12.1 Agreement Signature: As the person signing on behalf of the business designated on the Agreement as the Merchant, I certify that I am an owner, partner or officer of the Merchant and have been duly authorized to sign this Agreement and bind the Merchant to the Agreement. Merchant hereby acknowledges and agrees that Merchant has read this Agreement and agrees to be bound by the Terms and Conditions. Merchant (and Guarantor when applicable) certifies that all information provided in this Agreement is true, correct and complete. Merchant and CMR
agree that the Agreement and the transaction contemplated thereby may be transacted electronically and the electronic signatures thereon shall be deemed original signatures for all purposes. By signing the Agreement, I agree that all fees have been sufficiently explained to me. As an authorized signer on the checking account identified in the Agreement, I authorize CMR to perform electronic funds transfer debit and/or credits from the account for payments due or when applicable, apply electronic funds transfer credits.

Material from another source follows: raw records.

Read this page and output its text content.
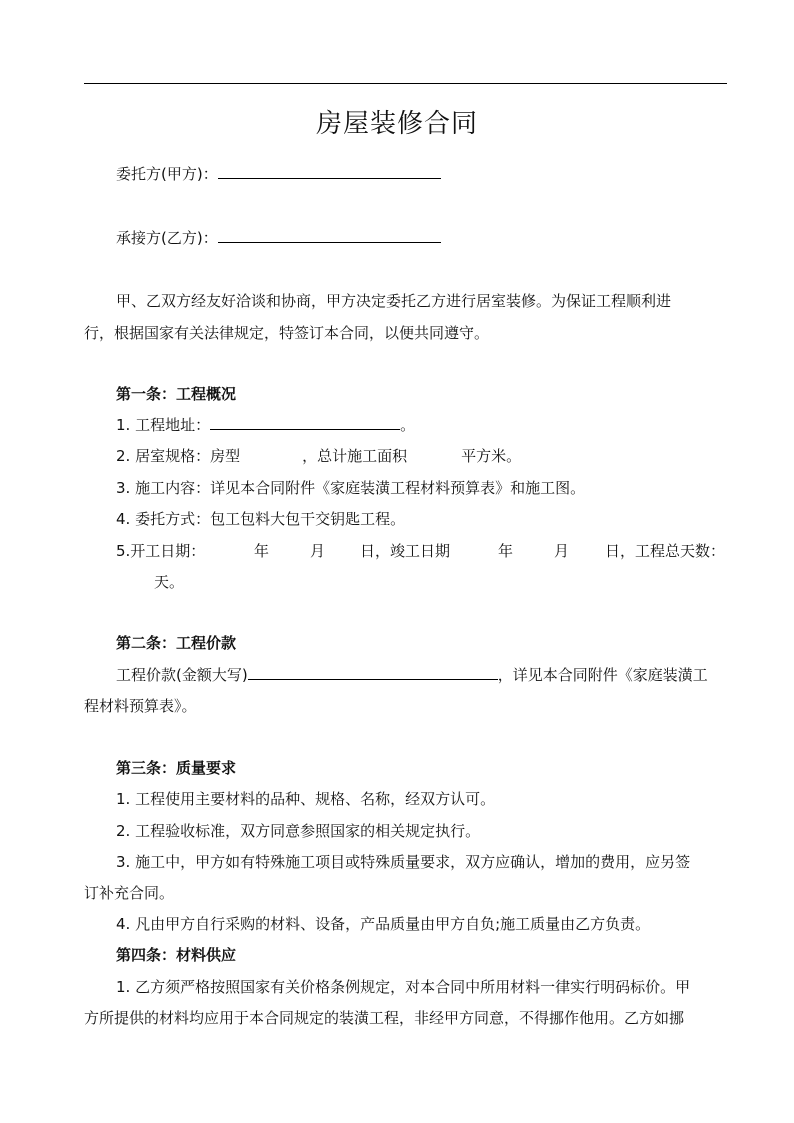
房屋装修合同
委托方(甲方)：
承接方(乙方)：
甲、乙双方经友好洽谈和协商，甲方决定委托乙方进行居室装修。为保证工程顺利进
行，根据国家有关法律规定，特签订本合同，以便共同遵守。
第一条：工程概况
1. 工程地址：	。
2. 居室规格：房型	，总计施工面积	平方米。
3. 施工内容：详见本合同附件《家庭装潢工程材料预算表》和施工图。
4. 委托方式：包工包料大包干交钥匙工程。
5.开工日期：	年	月 日，竣工日期	年	月 日，工程总天数：
天。
第二条：工程价款
工程价款(金额大写)	，详见本合同附件《家庭装潢工
程材料预算表》。
第三条：质量要求
1. 工程使用主要材料的品种、规格、名称，经双方认可。
2. 工程验收标准，双方同意参照国家的相关规定执行。
3. 施工中，甲方如有特殊施工项目或特殊质量要求，双方应确认，增加的费用，应另签
订补充合同。
4. 凡由甲方自行采购的材料、设备，产品质量由甲方自负;施工质量由乙方负责。
第四条：材料供应
1. 乙方须严格按照国家有关价格条例规定，对本合同中所用材料一律实行明码标价。甲
方所提供的材料均应用于本合同规定的装潢工程，非经甲方同意，不得挪作他用。乙方如挪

It is my responsibility to inform CMR of any bank
changes on recurring transactions. By signing this Agreement, I understand and authorize all of the above charges and agree to the term of contract outlined in the Terms and Conditions, and each term following unless cancelled 30 days prior to the end of the current term. All monthly dues are prorated for the first month and charges begin within 10 days after the date signature on this Agreement. In the event I cancel this agreement before the end of the initial term, I understand that CMR will charge me the total of the remaining monthly fees at the time of cancellation in addition to the Termination Fee. I also agree that if I cancel the credit card processing agreement, but wish to maintain my CMR marketing services, my monthly fee for these services will change to the applicable monthly fee.